Dalrymple goes on to discuss the so-called 'epidemic' of depression. He uses a case-study to illustrate his point: a twenty-one-year old woman: a mother of two whom Dalrymple describes as 'unhappy' rather than depressed. Again, he expresses profound contempt for this young woman. This is where he is 'spot on': 'My patient was not just a victim of her own mother. She had knowingly borne children to men of whom no good to be expected. She knew perfectly well the meaning and consequences of her actions(...) She is aware that it is both foolish and wicked to have children without consideration, even for a second whether the men have any qualities that might make them good fathers'. I myself was a product of such a union but my parents got married and are still unhappily co-existing.

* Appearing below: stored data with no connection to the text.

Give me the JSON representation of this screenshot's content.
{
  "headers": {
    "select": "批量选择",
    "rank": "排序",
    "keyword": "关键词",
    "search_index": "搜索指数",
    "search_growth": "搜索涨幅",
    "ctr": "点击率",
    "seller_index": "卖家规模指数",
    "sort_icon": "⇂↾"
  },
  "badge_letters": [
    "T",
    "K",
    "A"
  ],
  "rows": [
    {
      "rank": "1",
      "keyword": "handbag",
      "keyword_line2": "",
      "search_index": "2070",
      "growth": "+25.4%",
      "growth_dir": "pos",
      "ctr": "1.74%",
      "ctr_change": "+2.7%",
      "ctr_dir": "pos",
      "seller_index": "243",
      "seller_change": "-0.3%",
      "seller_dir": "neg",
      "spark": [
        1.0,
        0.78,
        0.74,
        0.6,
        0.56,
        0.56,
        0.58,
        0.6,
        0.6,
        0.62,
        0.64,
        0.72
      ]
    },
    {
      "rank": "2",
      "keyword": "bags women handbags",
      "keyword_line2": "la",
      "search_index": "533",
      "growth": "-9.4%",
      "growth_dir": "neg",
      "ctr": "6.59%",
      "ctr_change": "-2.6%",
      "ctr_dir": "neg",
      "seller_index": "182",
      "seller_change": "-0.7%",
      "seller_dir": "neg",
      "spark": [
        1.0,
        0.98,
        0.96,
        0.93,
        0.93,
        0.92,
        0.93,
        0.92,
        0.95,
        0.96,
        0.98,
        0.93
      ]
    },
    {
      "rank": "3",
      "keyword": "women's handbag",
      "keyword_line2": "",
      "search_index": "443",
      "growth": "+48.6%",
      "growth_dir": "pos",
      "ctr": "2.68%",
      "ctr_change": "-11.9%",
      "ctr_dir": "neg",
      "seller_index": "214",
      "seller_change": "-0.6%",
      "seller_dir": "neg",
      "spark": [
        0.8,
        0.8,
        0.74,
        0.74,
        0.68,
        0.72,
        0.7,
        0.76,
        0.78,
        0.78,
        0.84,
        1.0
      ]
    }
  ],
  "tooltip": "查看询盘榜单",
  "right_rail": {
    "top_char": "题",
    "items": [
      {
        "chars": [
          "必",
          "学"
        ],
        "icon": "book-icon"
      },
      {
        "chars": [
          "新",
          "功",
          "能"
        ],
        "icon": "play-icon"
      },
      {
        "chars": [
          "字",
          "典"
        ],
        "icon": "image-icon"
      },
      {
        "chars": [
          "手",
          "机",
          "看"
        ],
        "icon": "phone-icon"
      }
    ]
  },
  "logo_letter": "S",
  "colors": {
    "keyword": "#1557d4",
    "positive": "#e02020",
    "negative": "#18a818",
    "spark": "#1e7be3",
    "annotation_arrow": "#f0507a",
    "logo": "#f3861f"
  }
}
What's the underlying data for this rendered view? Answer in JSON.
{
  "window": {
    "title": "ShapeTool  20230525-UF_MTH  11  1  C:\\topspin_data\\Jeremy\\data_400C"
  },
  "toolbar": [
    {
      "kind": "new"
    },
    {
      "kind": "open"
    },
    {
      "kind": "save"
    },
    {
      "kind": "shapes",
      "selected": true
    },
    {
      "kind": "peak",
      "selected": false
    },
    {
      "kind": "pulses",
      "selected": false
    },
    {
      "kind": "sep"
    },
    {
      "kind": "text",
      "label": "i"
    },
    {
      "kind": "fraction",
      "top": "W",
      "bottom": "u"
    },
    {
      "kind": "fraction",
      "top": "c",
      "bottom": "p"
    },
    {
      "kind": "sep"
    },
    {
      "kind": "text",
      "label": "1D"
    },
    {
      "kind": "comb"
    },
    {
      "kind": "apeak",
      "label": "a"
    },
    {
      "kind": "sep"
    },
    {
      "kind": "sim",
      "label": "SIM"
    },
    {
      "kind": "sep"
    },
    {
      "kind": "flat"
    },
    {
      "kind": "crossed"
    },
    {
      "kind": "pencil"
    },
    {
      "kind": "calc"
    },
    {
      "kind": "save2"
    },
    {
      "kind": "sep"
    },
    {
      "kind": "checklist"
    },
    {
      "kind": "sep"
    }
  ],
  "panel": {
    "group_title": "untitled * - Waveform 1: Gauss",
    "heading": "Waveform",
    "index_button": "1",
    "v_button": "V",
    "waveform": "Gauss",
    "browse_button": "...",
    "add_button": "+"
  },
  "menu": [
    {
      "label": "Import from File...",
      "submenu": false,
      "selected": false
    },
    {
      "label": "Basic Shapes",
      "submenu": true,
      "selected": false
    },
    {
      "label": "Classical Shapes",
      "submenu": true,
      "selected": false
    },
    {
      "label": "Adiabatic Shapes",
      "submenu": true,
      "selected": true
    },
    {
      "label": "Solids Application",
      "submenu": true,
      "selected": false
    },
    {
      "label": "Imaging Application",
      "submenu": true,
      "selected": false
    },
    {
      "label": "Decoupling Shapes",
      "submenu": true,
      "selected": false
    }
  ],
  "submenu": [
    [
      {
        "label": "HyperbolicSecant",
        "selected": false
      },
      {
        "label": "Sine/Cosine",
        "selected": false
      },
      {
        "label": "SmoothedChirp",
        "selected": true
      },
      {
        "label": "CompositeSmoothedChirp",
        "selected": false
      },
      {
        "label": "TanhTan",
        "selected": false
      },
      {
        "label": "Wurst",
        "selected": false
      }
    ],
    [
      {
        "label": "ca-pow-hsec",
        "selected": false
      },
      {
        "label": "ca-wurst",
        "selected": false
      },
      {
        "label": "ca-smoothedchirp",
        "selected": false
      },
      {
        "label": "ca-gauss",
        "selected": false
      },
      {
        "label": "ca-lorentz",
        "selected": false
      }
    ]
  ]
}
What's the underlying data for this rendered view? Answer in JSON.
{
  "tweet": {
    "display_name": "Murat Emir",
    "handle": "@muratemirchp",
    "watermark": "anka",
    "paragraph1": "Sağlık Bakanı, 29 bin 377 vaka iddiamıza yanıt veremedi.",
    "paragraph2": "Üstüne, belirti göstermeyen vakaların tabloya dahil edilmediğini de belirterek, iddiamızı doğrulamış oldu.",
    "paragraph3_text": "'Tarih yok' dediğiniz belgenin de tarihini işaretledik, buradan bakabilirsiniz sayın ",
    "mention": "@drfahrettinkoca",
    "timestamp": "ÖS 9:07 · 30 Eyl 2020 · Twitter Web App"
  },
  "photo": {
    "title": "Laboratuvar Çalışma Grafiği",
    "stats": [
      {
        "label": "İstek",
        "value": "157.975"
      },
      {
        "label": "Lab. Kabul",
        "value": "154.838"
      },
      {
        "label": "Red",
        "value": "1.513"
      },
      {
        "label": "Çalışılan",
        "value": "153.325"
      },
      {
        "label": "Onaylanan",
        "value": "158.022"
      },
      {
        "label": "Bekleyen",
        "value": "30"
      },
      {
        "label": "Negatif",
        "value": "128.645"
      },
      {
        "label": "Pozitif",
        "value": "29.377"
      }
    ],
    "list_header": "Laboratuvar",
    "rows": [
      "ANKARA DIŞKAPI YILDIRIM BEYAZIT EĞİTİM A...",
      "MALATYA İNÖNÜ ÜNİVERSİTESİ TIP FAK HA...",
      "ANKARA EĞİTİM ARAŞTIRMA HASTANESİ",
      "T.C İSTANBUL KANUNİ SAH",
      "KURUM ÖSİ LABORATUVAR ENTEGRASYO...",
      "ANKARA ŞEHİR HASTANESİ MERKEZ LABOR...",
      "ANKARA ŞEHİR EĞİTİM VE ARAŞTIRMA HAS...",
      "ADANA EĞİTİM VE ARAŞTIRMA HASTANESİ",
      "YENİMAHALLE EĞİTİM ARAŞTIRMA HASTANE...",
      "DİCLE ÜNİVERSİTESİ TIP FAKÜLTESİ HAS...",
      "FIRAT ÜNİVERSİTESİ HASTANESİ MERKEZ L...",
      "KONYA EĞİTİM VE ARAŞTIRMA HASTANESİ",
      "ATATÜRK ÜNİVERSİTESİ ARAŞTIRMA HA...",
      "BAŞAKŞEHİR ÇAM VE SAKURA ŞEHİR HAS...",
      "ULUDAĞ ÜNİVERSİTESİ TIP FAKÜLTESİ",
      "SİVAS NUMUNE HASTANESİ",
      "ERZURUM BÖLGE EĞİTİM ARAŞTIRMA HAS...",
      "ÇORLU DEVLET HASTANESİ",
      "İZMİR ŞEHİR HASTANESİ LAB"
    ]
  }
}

But 'mindless procreation' has been going on for centuries - between married and unmarried couples. That's why the human race is still here. It is not, as Dalrymple asserts, an exclusively modern phenomenon.

Dalrymple, I will grudgingly admit, is a rather good writer. He has a novelist's cool, clear eye and an acerbic tone. But we know very little about the man himself. When will he turn this critical inner-eye upon himself? For he too seems to have made quite a few poor choices.